Verdammt, warum musste die Frau sich hier betrinken? Er hatte verflucht noch mal keine Lust, sich ihretwegen mit diesen Typen zu prügeln, aber genau darauf würde es hinauslaufen. Die zwei sahen nicht so aus, als würden sie viel Verständnis oder gar Mitgefühl haben, die wollten was für ihr dreckiges Geld. Von ihr, Mara. Und wenn die weiter so trank, würden sie es auch bekommen, dann wäre sie nicht mehr in der Lage, sich gegen die Kerle zur Wehr zu setzen. Sie hätte nicht mal nüchtern eine Chance gehabt.
Die Frau sollte verflucht noch mal überhaupt nicht hier sein! Ärgerlich schnappte er sich seinen Krug und drängte sich zu ihrem Tisch durch, nickte ihr knapp zu. „Komm mit.“
Grüßend hob Mara ihr Glas, eindeutig nicht das erste, und drückte sich noch enger an den Kerl, der den Arm besitzergreifend um sie geschlungen hatte. „Ivorek, mein Freund. Bist du auch durstig?“
„Nicht durstig genug.“ Er knallte den Krug auf den Tisch, streckte auffordernd die Hand aus. „Lass uns tanzen!“
„Und wenn ich nich…“
„Du willst. Los, komm schon!“
Schwankend kam Mara auf die Füße, stolperte fast, doch da hatte er sie bereits gepackt.
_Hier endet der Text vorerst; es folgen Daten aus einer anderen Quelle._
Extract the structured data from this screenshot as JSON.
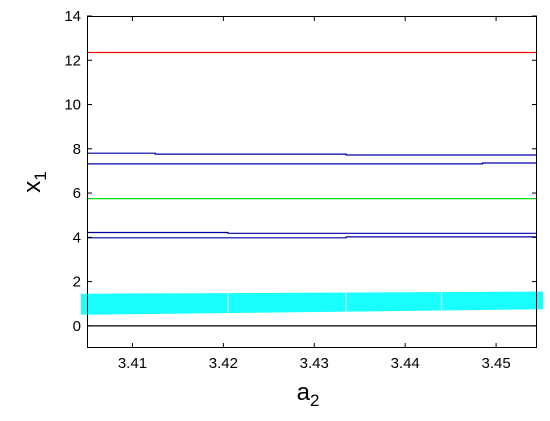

„Du hast aber ganz miese Laune.“
„Stell dir vor, ja. Und rate mal, warum?“
Die junge Frau verzog nur das Gesicht, drängte sich viel zu nah an ihn. Unter anderen Umständen hätte ihm das gefallen, aber nicht hier, nicht, wenn sie derart betrunken war. „Weiß nich.“
„Weil es mir keinen Spaß macht, mir jede Nacht um die Ohren zu schlagen und auf dich aufzupassen, nur damit du nicht in Schwierigkeiten gerätst!“
„Zwingt dich doch keiner…“
„Doch, du! Du zwingst mich dazu! Noch eine und noch eine dreckige Kneipe, eine schlimmer als die andere, wo du dich jede Nacht hemmungslos besäufst, dich irgendwelchen miesen, schmierigen Kerlen an den Hals wirfst, und ich…“ Er stritt auch noch mit ihr, mit einer Betrunkenen.